男性ホルモンが減ってしまうメカニズムは?
では、なぜ適度に走るとテストステロン値が増え、走り過ぎると逆に減ってしまうのか? まだはっきりと証明されたわけではないが、奥井さんは「テストステロンが筋肉で消費されるからではないか」と推測している。
「運動で筋肉が刺激されると大量のテストステロンが分泌され、筋肉に運ばれます。筋肉細胞の男性ホルモン受容体にテストステロンがくっつくと、細胞分裂を促進して筋肉を増やす。この体の働きによって筋肉で使われたテストステロンは消えてなくなる、と考えれば走り過ぎで減ることが納得できます」(奥井さん)
適度な運動によってテストステロンの分泌が高まるが、消費が多すぎると供給が追いつかなくなって減ってしまう。筋トレのオーバーワークの現象にも通じるものがあり、分かりやすい仮説と思える。
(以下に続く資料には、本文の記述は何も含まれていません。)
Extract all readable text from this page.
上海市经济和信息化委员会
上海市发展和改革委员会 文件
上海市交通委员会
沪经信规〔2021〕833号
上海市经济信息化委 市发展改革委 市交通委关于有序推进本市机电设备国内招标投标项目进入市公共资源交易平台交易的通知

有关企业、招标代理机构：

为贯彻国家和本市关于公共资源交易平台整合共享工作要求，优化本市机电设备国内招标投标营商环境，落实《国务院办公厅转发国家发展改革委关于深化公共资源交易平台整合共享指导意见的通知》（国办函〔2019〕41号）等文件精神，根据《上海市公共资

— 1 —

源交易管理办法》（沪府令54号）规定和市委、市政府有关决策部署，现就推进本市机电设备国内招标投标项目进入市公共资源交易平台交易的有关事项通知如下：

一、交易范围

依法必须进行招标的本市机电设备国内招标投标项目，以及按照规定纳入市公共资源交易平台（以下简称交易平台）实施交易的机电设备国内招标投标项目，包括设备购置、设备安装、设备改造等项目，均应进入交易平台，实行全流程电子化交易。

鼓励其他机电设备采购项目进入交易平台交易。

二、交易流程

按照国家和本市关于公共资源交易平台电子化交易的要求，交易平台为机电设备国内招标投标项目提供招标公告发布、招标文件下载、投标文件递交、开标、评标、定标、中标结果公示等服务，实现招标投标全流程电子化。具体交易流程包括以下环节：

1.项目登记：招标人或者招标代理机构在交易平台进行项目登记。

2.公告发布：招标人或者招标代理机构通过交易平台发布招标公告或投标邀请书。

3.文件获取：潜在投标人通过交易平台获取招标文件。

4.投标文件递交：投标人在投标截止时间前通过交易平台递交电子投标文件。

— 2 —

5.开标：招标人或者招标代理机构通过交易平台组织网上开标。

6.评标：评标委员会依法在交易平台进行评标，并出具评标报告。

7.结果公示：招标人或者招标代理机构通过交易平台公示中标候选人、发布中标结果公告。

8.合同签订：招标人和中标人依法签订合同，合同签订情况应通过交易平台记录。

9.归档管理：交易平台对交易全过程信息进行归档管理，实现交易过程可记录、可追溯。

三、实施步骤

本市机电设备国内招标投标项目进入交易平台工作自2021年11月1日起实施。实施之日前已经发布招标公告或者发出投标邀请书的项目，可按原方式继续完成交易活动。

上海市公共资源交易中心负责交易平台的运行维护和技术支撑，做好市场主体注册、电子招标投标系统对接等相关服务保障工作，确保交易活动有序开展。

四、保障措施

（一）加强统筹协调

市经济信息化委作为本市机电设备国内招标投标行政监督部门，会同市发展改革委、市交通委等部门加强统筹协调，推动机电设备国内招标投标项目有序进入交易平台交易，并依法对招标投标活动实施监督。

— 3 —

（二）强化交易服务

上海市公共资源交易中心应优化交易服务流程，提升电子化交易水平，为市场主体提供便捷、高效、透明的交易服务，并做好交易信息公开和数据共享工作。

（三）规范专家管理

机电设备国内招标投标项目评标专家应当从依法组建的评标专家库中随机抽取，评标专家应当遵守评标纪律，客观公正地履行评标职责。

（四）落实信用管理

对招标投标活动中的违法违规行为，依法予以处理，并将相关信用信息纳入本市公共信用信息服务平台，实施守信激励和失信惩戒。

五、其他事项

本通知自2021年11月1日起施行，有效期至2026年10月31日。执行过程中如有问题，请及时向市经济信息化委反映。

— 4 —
なお、筋肉が増えるとテストステロンの分泌量も高くなる。トータルの筋肉量を増やすには、大きな筋肉が多い下半身を鍛える方が効率的。つまり、ジョギングや早歩き(ウォーキング)はテストステロンを増やす効果も大きい運動なのだ。
先の調査を見ると、運動によってテストステロンが増えていくのは月120km程度までだった。これを根拠として、「ジョギングや早歩きをする場合、1ヵ月120km程度の運動量がベスト」と奥井さんはアドバイスする。くれぐれもムキにならず、“ほどほどの運動”を習慣にして、男らしい心身をキープしよう!